Graduation is important for a student’s future, since it his “ticket” to university. About 57.9 percent of students (48, 934) obtained the matriculation certificate – a 5 percent increase from the previous year – thanks to the option of being able to re-take the exam. Had this not been introduced, the ministry said, there would have been only a 3.2 percent increase in the number of students completing high school with the certificate. Last summer saw 87.6 percent of Jewish students taking the exam; 58.3 percent passed on the first sitting, with the percentage rising to 59.5 percent on the second sitting. Only 43 percent of Arab students taking the exam passed after one sitting, with the number increasing to 49 percent after re-taking it.

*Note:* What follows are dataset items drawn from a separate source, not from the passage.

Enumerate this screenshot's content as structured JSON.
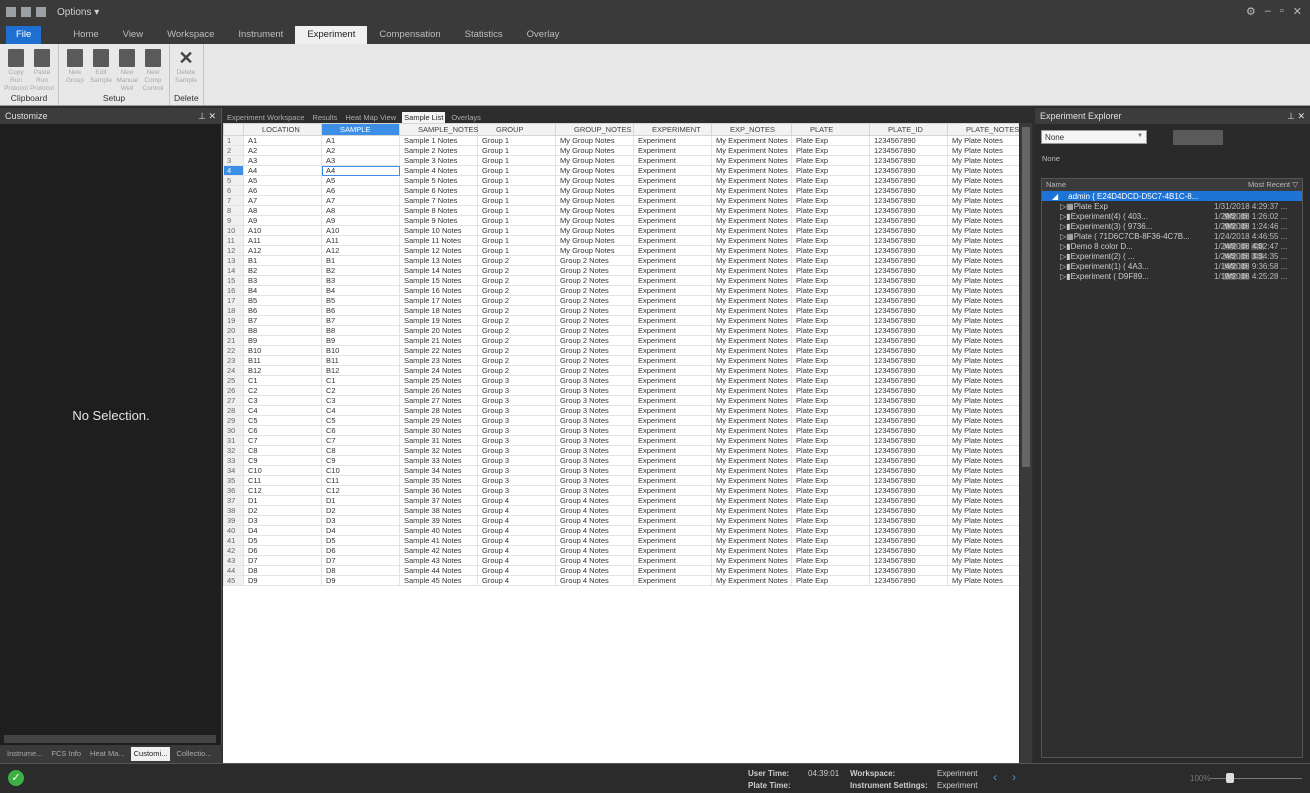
{
  "title_bar": {
    "options": "Options ▾"
  },
  "ribbon_tabs": [
    "Home",
    "View",
    "Workspace",
    "Instrument",
    "Experiment",
    "Compensation",
    "Statistics",
    "Overlay"
  ],
  "file_tab": "File",
  "active_ribbon_tab": "Experiment",
  "ribbon_groups": [
    {
      "label": "Clipboard",
      "buttons": [
        "Copy Run Protocol",
        "Paste Run Protocol"
      ]
    },
    {
      "label": "Setup",
      "buttons": [
        "New Group",
        "Edit Sample",
        "New Manual Well",
        "New Comp Control"
      ]
    },
    {
      "label": "Delete",
      "buttons": [
        "Delete Sample"
      ]
    }
  ],
  "left_panel": {
    "title": "Customize",
    "message": "No Selection.",
    "tabs": [
      "Instrume...",
      "FCS Info",
      "Heat Ma...",
      "Customi...",
      "Collectio..."
    ],
    "active_tab": "Customi..."
  },
  "doc_tabs": [
    "Experiment Workspace",
    "Results",
    "Heat Map View",
    "Sample List",
    "Overlays"
  ],
  "active_doc_tab": "Sample List",
  "table": {
    "columns": [
      "LOCATION",
      "SAMPLE",
      "SAMPLE_NOTES",
      "GROUP",
      "GROUP_NOTES",
      "EXPERIMENT",
      "EXP_NOTES",
      "PLATE",
      "PLATE_ID",
      "PLATE_NOTES"
    ],
    "rows": [
      [
        "1",
        "A1",
        "A1",
        "Sample 1 Notes",
        "Group 1",
        "My Group Notes",
        "Experiment",
        "My Experiment Notes",
        "Plate Exp",
        "1234567890",
        "My Plate Notes"
      ],
      [
        "2",
        "A2",
        "A2",
        "Sample 2 Notes",
        "Group 1",
        "My Group Notes",
        "Experiment",
        "My Experiment Notes",
        "Plate Exp",
        "1234567890",
        "My Plate Notes"
      ],
      [
        "3",
        "A3",
        "A3",
        "Sample 3 Notes",
        "Group 1",
        "My Group Notes",
        "Experiment",
        "My Experiment Notes",
        "Plate Exp",
        "1234567890",
        "My Plate Notes"
      ],
      [
        "4",
        "A4",
        "A4",
        "Sample 4 Notes",
        "Group 1",
        "My Group Notes",
        "Experiment",
        "My Experiment Notes",
        "Plate Exp",
        "1234567890",
        "My Plate Notes"
      ],
      [
        "5",
        "A5",
        "A5",
        "Sample 5 Notes",
        "Group 1",
        "My Group Notes",
        "Experiment",
        "My Experiment Notes",
        "Plate Exp",
        "1234567890",
        "My Plate Notes"
      ],
      [
        "6",
        "A6",
        "A6",
        "Sample 6 Notes",
        "Group 1",
        "My Group Notes",
        "Experiment",
        "My Experiment Notes",
        "Plate Exp",
        "1234567890",
        "My Plate Notes"
      ],
      [
        "7",
        "A7",
        "A7",
        "Sample 7 Notes",
        "Group 1",
        "My Group Notes",
        "Experiment",
        "My Experiment Notes",
        "Plate Exp",
        "1234567890",
        "My Plate Notes"
      ],
      [
        "8",
        "A8",
        "A8",
        "Sample 8 Notes",
        "Group 1",
        "My Group Notes",
        "Experiment",
        "My Experiment Notes",
        "Plate Exp",
        "1234567890",
        "My Plate Notes"
      ],
      [
        "9",
        "A9",
        "A9",
        "Sample 9 Notes",
        "Group 1",
        "My Group Notes",
        "Experiment",
        "My Experiment Notes",
        "Plate Exp",
        "1234567890",
        "My Plate Notes"
      ],
      [
        "10",
        "A10",
        "A10",
        "Sample 10 Notes",
        "Group 1",
        "My Group Notes",
        "Experiment",
        "My Experiment Notes",
        "Plate Exp",
        "1234567890",
        "My Plate Notes"
      ],
      [
        "11",
        "A11",
        "A11",
        "Sample 11 Notes",
        "Group 1",
        "My Group Notes",
        "Experiment",
        "My Experiment Notes",
        "Plate Exp",
        "1234567890",
        "My Plate Notes"
      ],
      [
        "12",
        "A12",
        "A12",
        "Sample 12 Notes",
        "Group 1",
        "My Group Notes",
        "Experiment",
        "My Experiment Notes",
        "Plate Exp",
        "1234567890",
        "My Plate Notes"
      ],
      [
        "13",
        "B1",
        "B1",
        "Sample 13 Notes",
        "Group 2",
        "Group 2 Notes",
        "Experiment",
        "My Experiment Notes",
        "Plate Exp",
        "1234567890",
        "My Plate Notes"
      ],
      [
        "14",
        "B2",
        "B2",
        "Sample 14 Notes",
        "Group 2",
        "Group 2 Notes",
        "Experiment",
        "My Experiment Notes",
        "Plate Exp",
        "1234567890",
        "My Plate Notes"
      ],
      [
        "15",
        "B3",
        "B3",
        "Sample 15 Notes",
        "Group 2",
        "Group 2 Notes",
        "Experiment",
        "My Experiment Notes",
        "Plate Exp",
        "1234567890",
        "My Plate Notes"
      ],
      [
        "16",
        "B4",
        "B4",
        "Sample 16 Notes",
        "Group 2",
        "Group 2 Notes",
        "Experiment",
        "My Experiment Notes",
        "Plate Exp",
        "1234567890",
        "My Plate Notes"
      ],
      [
        "17",
        "B5",
        "B5",
        "Sample 17 Notes",
        "Group 2",
        "Group 2 Notes",
        "Experiment",
        "My Experiment Notes",
        "Plate Exp",
        "1234567890",
        "My Plate Notes"
      ],
      [
        "18",
        "B6",
        "B6",
        "Sample 18 Notes",
        "Group 2",
        "Group 2 Notes",
        "Experiment",
        "My Experiment Notes",
        "Plate Exp",
        "1234567890",
        "My Plate Notes"
      ],
      [
        "19",
        "B7",
        "B7",
        "Sample 19 Notes",
        "Group 2",
        "Group 2 Notes",
        "Experiment",
        "My Experiment Notes",
        "Plate Exp",
        "1234567890",
        "My Plate Notes"
      ],
      [
        "20",
        "B8",
        "B8",
        "Sample 20 Notes",
        "Group 2",
        "Group 2 Notes",
        "Experiment",
        "My Experiment Notes",
        "Plate Exp",
        "1234567890",
        "My Plate Notes"
      ],
      [
        "21",
        "B9",
        "B9",
        "Sample 21 Notes",
        "Group 2",
        "Group 2 Notes",
        "Experiment",
        "My Experiment Notes",
        "Plate Exp",
        "1234567890",
        "My Plate Notes"
      ],
      [
        "22",
        "B10",
        "B10",
        "Sample 22 Notes",
        "Group 2",
        "Group 2 Notes",
        "Experiment",
        "My Experiment Notes",
        "Plate Exp",
        "1234567890",
        "My Plate Notes"
      ],
      [
        "23",
        "B11",
        "B11",
        "Sample 23 Notes",
        "Group 2",
        "Group 2 Notes",
        "Experiment",
        "My Experiment Notes",
        "Plate Exp",
        "1234567890",
        "My Plate Notes"
      ],
      [
        "24",
        "B12",
        "B12",
        "Sample 24 Notes",
        "Group 2",
        "Group 2 Notes",
        "Experiment",
        "My Experiment Notes",
        "Plate Exp",
        "1234567890",
        "My Plate Notes"
      ],
      [
        "25",
        "C1",
        "C1",
        "Sample 25 Notes",
        "Group 3",
        "Group 3 Notes",
        "Experiment",
        "My Experiment Notes",
        "Plate Exp",
        "1234567890",
        "My Plate Notes"
      ],
      [
        "26",
        "C2",
        "C2",
        "Sample 26 Notes",
        "Group 3",
        "Group 3 Notes",
        "Experiment",
        "My Experiment Notes",
        "Plate Exp",
        "1234567890",
        "My Plate Notes"
      ],
      [
        "27",
        "C3",
        "C3",
        "Sample 27 Notes",
        "Group 3",
        "Group 3 Notes",
        "Experiment",
        "My Experiment Notes",
        "Plate Exp",
        "1234567890",
        "My Plate Notes"
      ],
      [
        "28",
        "C4",
        "C4",
        "Sample 28 Notes",
        "Group 3",
        "Group 3 Notes",
        "Experiment",
        "My Experiment Notes",
        "Plate Exp",
        "1234567890",
        "My Plate Notes"
      ],
      [
        "29",
        "C5",
        "C5",
        "Sample 29 Notes",
        "Group 3",
        "Group 3 Notes",
        "Experiment",
        "My Experiment Notes",
        "Plate Exp",
        "1234567890",
        "My Plate Notes"
      ],
      [
        "30",
        "C6",
        "C6",
        "Sample 30 Notes",
        "Group 3",
        "Group 3 Notes",
        "Experiment",
        "My Experiment Notes",
        "Plate Exp",
        "1234567890",
        "My Plate Notes"
      ],
      [
        "31",
        "C7",
        "C7",
        "Sample 31 Notes",
        "Group 3",
        "Group 3 Notes",
        "Experiment",
        "My Experiment Notes",
        "Plate Exp",
        "1234567890",
        "My Plate Notes"
      ],
      [
        "32",
        "C8",
        "C8",
        "Sample 32 Notes",
        "Group 3",
        "Group 3 Notes",
        "Experiment",
        "My Experiment Notes",
        "Plate Exp",
        "1234567890",
        "My Plate Notes"
      ],
      [
        "33",
        "C9",
        "C9",
        "Sample 33 Notes",
        "Group 3",
        "Group 3 Notes",
        "Experiment",
        "My Experiment Notes",
        "Plate Exp",
        "1234567890",
        "My Plate Notes"
      ],
      [
        "34",
        "C10",
        "C10",
        "Sample 34 Notes",
        "Group 3",
        "Group 3 Notes",
        "Experiment",
        "My Experiment Notes",
        "Plate Exp",
        "1234567890",
        "My Plate Notes"
      ],
      [
        "35",
        "C11",
        "C11",
        "Sample 35 Notes",
        "Group 3",
        "Group 3 Notes",
        "Experiment",
        "My Experiment Notes",
        "Plate Exp",
        "1234567890",
        "My Plate Notes"
      ],
      [
        "36",
        "C12",
        "C12",
        "Sample 36 Notes",
        "Group 3",
        "Group 3 Notes",
        "Experiment",
        "My Experiment Notes",
        "Plate Exp",
        "1234567890",
        "My Plate Notes"
      ],
      [
        "37",
        "D1",
        "D1",
        "Sample 37 Notes",
        "Group 4",
        "Group 4 Notes",
        "Experiment",
        "My Experiment Notes",
        "Plate Exp",
        "1234567890",
        "My Plate Notes"
      ],
      [
        "38",
        "D2",
        "D2",
        "Sample 38 Notes",
        "Group 4",
        "Group 4 Notes",
        "Experiment",
        "My Experiment Notes",
        "Plate Exp",
        "1234567890",
        "My Plate Notes"
      ],
      [
        "39",
        "D3",
        "D3",
        "Sample 39 Notes",
        "Group 4",
        "Group 4 Notes",
        "Experiment",
        "My Experiment Notes",
        "Plate Exp",
        "1234567890",
        "My Plate Notes"
      ],
      [
        "40",
        "D4",
        "D4",
        "Sample 40 Notes",
        "Group 4",
        "Group 4 Notes",
        "Experiment",
        "My Experiment Notes",
        "Plate Exp",
        "1234567890",
        "My Plate Notes"
      ],
      [
        "41",
        "D5",
        "D5",
        "Sample 41 Notes",
        "Group 4",
        "Group 4 Notes",
        "Experiment",
        "My Experiment Notes",
        "Plate Exp",
        "1234567890",
        "My Plate Notes"
      ],
      [
        "42",
        "D6",
        "D6",
        "Sample 42 Notes",
        "Group 4",
        "Group 4 Notes",
        "Experiment",
        "My Experiment Notes",
        "Plate Exp",
        "1234567890",
        "My Plate Notes"
      ],
      [
        "43",
        "D7",
        "D7",
        "Sample 43 Notes",
        "Group 4",
        "Group 4 Notes",
        "Experiment",
        "My Experiment Notes",
        "Plate Exp",
        "1234567890",
        "My Plate Notes"
      ],
      [
        "44",
        "D8",
        "D8",
        "Sample 44 Notes",
        "Group 4",
        "Group 4 Notes",
        "Experiment",
        "My Experiment Notes",
        "Plate Exp",
        "1234567890",
        "My Plate Notes"
      ],
      [
        "45",
        "D9",
        "D9",
        "Sample 45 Notes",
        "Group 4",
        "Group 4 Notes",
        "Experiment",
        "My Experiment Notes",
        "Plate Exp",
        "1234567890",
        "My Plate Notes"
      ]
    ],
    "selected_row": 4
  },
  "explorer": {
    "title": "Experiment Explorer",
    "dropdown_value": "None",
    "none_label": "None",
    "tree_headers": {
      "name": "Name",
      "recent": "Most Recent"
    },
    "root": "admin { E24D4DCD-D5C7-4B1C-8...",
    "items": [
      {
        "name": "Plate Exp",
        "badges": [],
        "date": "1/31/2018 4:29:37 ..."
      },
      {
        "name": "Experiment(4) ( 403...",
        "badges": [
          "WS",
          "IS"
        ],
        "date": "1/29/2018 1:26:02 ..."
      },
      {
        "name": "Experiment(3) ( 9736...",
        "badges": [
          "WS",
          "IS"
        ],
        "date": "1/29/2018 1:24:46 ..."
      },
      {
        "name": "Plate ( 71D6C7CB-8F36-4C7B...",
        "badges": [],
        "date": "1/24/2018 4:46:55 ..."
      },
      {
        "name": "Demo 8 color D...",
        "badges": [
          "WS",
          "IS",
          "CS"
        ],
        "date": "1/24/2018 4:02:47 ..."
      },
      {
        "name": "Experiment(2) ( ...",
        "badges": [
          "WS",
          "IS",
          "CS"
        ],
        "date": "1/24/2018 3:34:35 ..."
      },
      {
        "name": "Experiment(1) ( 4A3...",
        "badges": [
          "WS",
          "IS"
        ],
        "date": "1/14/2018 9:36:58 ..."
      },
      {
        "name": "Experiment ( D9F89...",
        "badges": [
          "WS",
          "IS"
        ],
        "date": "1/12/2018 4:25:28 ..."
      }
    ]
  },
  "status": {
    "user_time_label": "User Time:",
    "user_time": "04:39:01",
    "plate_time_label": "Plate Time:",
    "workspace_label": "Workspace:",
    "workspace": "Experiment",
    "instrument_label": "Instrument Settings:",
    "instrument": "Experiment",
    "zoom": "100%"
  },
  "colors": {
    "accent": "#1f73d4",
    "ok": "#3cb043"
  }
}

Dr. Shlomo Swirski of the Adva Institute believes that the policy of sending most:
“Ethiopian youth to the state religious school system and to dormitories run by the religious and ultra-Orthodox streams, and particularly the policy of having them learn trades, and placing them in average and low-level study tracks [which do not prepare them for higher education] certainly contributes to the immigrants’ problematic employment situation.”32
The Ministry of Education has a small division which is responsible for all schools not run by the State. These schools have, however almost complete independence. Under this division are the some Christian schools and “Ultra-Orthodox” school systems: that of the Agudat Yisra’el (Ashkenazi) independent system and Shas (Sephardi) “Fountain of Torah” system. These schools determine their own curriculum and even their own inspection mechanism.33 Their independence is reflected in the fact that these schools have their own teachers colleges, classification of Hebrew and textbooks.
In an article by Ari Caspi,34 he logically pointed out that “Israel’s overall education and cultural activity budget is NIS 29 billion. This includes the funding given to the social studies and humanities faculties of Israel’s universities. It also includes the money ultra-orthodox institutions receive from the Labor and Social Affairs Ministry and from the Ministry of Religious Affairs. Of these NIS 29 billion, about 2.3 billion go to fund ultra-Orthodox educational and cultural activities. NIS 1.1 billion come from the Education Ministry, NIS 1.1 billion from the Ministry of Religious Affairs, and some NIS 60-70 million from the Ministry of Labor and Social Affairs. All in all, they get about 8 percent of the country’s education and cultural activity budget. The Haredi Community accounts for 8-10 percent of the Israeli population.”